UDPS : Tous gourmands !

Il avait fallu au renard d’avoir un os comme appât pour montrer aux animaux que le chien ne méritait pas d’être leur roi. Dans une manifestation où le chien confortablement vautré dans son fauteuil royal se faisait bercé par les chants entonnés à sa gloire, le renard sortit de son sac un os et le jeta par terre devant le chien.  Oubliant qu’il était roi et que l’on chantait pour lui, il se jeta sur l’os et se retira à côté pour le croquer. Le démérite !

Le démérite, c’est l’image que donne l’Union pour la Démocratie et le Progrès Social (UDPS), parti actuellement au pouvoir. Que des querelles à l’interne exposées à la place publique ; que de l’exhibition et l’amplification de toutes les pratiques décriées sous Mobutu et les Kabila, etc ; pour un parti qui a milité pour la démocratie et l’Etat de droit pendant 37 ans avant d’accéder au pouvoir, ça frise la honte.

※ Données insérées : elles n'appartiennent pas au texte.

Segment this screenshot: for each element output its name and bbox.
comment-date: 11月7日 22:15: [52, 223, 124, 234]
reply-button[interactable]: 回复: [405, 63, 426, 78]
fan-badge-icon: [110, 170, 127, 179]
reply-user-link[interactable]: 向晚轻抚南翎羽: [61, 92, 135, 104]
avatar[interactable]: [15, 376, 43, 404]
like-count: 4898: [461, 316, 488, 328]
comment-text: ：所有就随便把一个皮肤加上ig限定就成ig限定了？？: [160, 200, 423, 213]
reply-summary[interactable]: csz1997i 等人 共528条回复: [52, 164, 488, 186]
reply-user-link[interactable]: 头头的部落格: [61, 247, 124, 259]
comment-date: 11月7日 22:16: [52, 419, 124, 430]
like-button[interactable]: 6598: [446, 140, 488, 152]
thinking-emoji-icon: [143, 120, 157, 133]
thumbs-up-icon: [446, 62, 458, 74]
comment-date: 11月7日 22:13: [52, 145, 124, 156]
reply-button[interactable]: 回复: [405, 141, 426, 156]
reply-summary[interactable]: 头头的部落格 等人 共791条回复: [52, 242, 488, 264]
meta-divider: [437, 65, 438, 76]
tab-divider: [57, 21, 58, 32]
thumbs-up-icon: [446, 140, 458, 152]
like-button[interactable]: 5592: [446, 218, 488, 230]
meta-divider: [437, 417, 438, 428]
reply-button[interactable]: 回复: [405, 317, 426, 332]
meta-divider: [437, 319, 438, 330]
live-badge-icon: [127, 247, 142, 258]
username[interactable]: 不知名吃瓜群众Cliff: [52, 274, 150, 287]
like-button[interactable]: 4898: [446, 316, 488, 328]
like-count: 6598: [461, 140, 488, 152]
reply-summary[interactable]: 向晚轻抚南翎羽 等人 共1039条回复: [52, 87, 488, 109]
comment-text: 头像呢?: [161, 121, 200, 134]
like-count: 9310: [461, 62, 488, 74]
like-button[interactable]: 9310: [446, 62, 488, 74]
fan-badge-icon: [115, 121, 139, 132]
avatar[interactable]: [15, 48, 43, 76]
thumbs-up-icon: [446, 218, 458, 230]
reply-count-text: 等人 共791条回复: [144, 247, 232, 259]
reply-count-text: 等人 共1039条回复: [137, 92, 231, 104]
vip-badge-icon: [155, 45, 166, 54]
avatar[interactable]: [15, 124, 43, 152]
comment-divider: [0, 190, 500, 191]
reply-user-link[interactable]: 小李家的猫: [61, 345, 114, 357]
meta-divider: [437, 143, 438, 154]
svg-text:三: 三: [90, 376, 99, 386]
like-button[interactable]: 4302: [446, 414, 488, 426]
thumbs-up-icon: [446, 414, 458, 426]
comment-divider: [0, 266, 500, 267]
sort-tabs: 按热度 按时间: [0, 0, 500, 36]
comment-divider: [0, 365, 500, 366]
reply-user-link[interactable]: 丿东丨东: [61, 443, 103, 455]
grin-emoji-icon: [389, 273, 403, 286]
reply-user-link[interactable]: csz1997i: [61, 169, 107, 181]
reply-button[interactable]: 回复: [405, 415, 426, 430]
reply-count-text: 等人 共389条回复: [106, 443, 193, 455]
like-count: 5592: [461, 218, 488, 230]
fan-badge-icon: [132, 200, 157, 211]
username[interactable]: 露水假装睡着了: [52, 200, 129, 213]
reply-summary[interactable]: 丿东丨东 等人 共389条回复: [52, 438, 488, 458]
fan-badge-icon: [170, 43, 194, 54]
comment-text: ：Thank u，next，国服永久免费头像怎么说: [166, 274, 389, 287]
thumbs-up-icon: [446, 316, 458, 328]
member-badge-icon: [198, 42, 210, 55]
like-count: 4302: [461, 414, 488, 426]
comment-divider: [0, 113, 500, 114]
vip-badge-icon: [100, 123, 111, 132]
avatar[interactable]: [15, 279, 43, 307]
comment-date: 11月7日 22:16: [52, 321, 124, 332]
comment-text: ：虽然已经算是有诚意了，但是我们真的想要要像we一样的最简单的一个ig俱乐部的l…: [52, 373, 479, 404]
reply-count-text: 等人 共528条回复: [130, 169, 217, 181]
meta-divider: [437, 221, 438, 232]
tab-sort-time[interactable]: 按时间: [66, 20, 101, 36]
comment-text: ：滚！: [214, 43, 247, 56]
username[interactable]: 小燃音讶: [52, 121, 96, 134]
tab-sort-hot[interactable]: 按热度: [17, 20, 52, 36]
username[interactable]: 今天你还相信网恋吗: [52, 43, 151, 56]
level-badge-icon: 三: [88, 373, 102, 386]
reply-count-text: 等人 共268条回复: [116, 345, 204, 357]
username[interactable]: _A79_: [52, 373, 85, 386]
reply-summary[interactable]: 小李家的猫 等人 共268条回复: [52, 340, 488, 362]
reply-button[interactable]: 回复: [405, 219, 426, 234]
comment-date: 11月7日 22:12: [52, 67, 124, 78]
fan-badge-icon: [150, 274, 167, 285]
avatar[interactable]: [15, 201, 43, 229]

La dernière scène désagréable c’est la bousculade pour entrer au gouvernement Sama Lukonde. Tout le monde à l’UDPS veut y être, mêmes les ministres sortant s’y accrochent. Personne ne veut laisser la place à personne. Et sans se gêner, certains cadres se cachant derrière de bases imaginaires, ont fait monter des banderoles à travers la ville de Kinshasa pour réclamer leur présence au sein de ce gouvernement. A Mbuji-Mayi, au Kasaï oriental, une marche dite de soutien a été organisée par des jeunes de l’UDPS qui exigent aussi la présence de l’actuel maire de leur ville à ce gouvernement. Une marche en faveur de quelqu’un qui a déjà une responsabilité dans la territoriale, c’est une injure pour les autres cadres du parti.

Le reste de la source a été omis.